The novelist Charles Stross has described a guided tour he took of the nuclear reactor at Torness, near Edinburgh. His experience was different from ours in some obvious ways—he was shown round by his friend Les, who works at the reactor, and so he got to walk right through the control room, and to “crawl” all over the equipment we were only able to see from a safely-encased distance.
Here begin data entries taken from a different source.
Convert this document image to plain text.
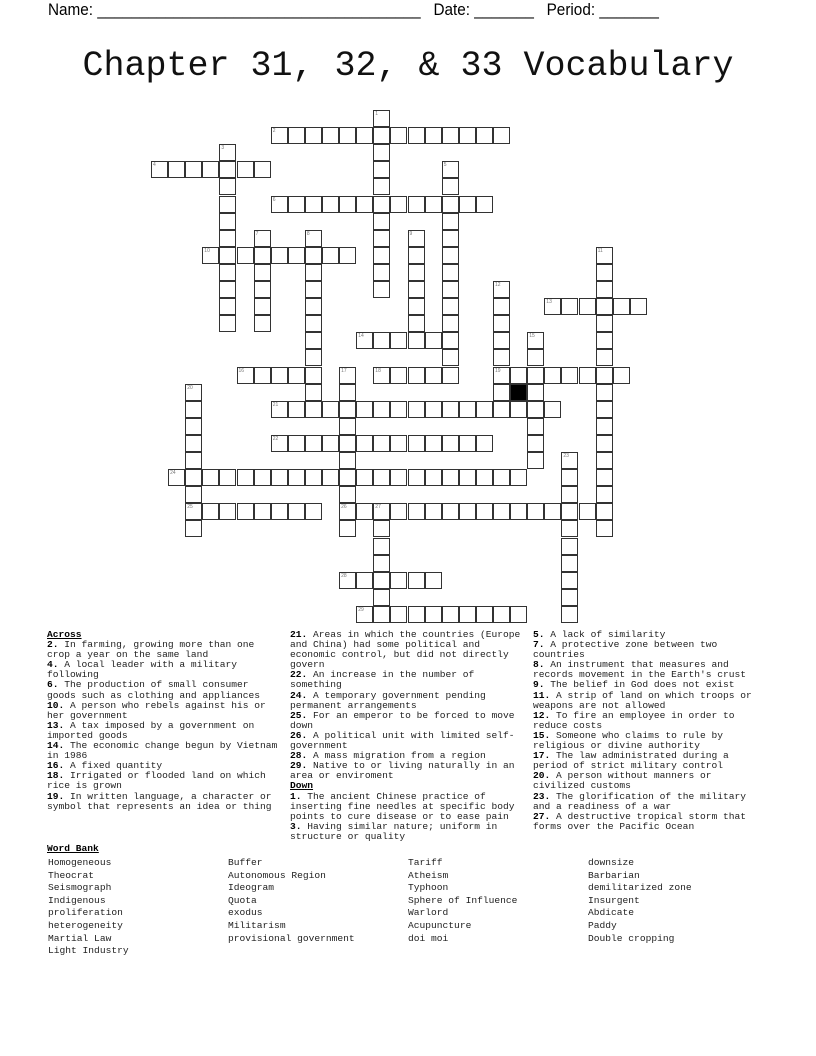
Name: ______________________________________ Date: _______ Period: _______
Chapter 31, 32, & 33 Vocabulary
1
2
3
4	5
6
7	8	9
10	11
12
19
13
14	15
16	17
26
18
20
25
21
22
23
24
27
28
29
Across
2. In farming, growing more than one crop a year on the same land
4. A local leader with a military following
6. The production of small consumer goods such as clothing and appliances
10. A person who rebels against his or her government
13. A tax imposed by a government on imported goods
14. The economic change begun by Vietnam in 1986
16. A fixed quantity
18. Irrigated or flooded land on which rice is grown
19. In written language, a character or symbol that represents an idea or thing
21. Areas in which the countries (Europe and China) had some political and economic control, but did not directly govern
22. An increase in the number of something
24. A temporary government pending permanent arrangements
25. For an emperor to be forced to move down
26. A political unit with limited self-government
28. A mass migration from a region
29. Native to or living naturally in an area or enviroment
Down
1. The ancient Chinese practice of inserting fine needles at specific body points to cure disease or to ease pain
3. Having similar nature; uniform in structure or quality
5. A lack of similarity
7. A protective zone between two countries
8. An instrument that measures and records movement in the Earth's crust
9. The belief in God does not exist
11. A strip of land on which troops or weapons are not allowed
12. To fire an employee in order to reduce costs
15. Someone who claims to rule by religious or divine authority
17. The law administrated during a period of strict military control
20. A person without manners or civilized customs
23. The glorification of the military and a readiness of a war
27. A destructive tropical storm that forms over the Pacific Ocean
Word Bank
Homogeneous
Theocrat
Seismograph
Indigenous
proliferation
heterogeneity
Martial Law
Light Industry
Buffer
Autonomous Region
Ideogram
Quota
exodus
Militarism
provisional government
Tariff
Atheism
Typhoon
Sphere of Influence
Warlord
Acupuncture
doi moi
downsize
Barbarian
demilitarized zone
Insurgent
Abdicate
Paddy
Double cropping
But his account of his visit has the same eery ambiance—in all this gigantic complex of extremely large and powerful equipment, he doesn’t seem to have met (or at least, if he did, he didn’t consider it worth his notice) even a single other human being.
Summing up the impression of power he took away from his walk across the lid of one of the reactors, Stross writes:
I can report that, standing on top of an operational 600 MW nuclear reactor weighing several thousand tons, all you can feel is a slight rumbling vibration like distant traffic felt through a road surface—there’s no indication that metres below your feet, hundreds of tons of gas compressed to conditions more normally associated with the surface of Venus are being blasted through the guts of a radioactive inferno.
All the human labour that goes into operating the two reactors at Hunterston B is as hidden to the visitor as are the chain reactions that constitute their mechanism. An AGR may be an inferno, but the room that houses it differs from Dante’s vision of hell in one very significant way: his was full of people.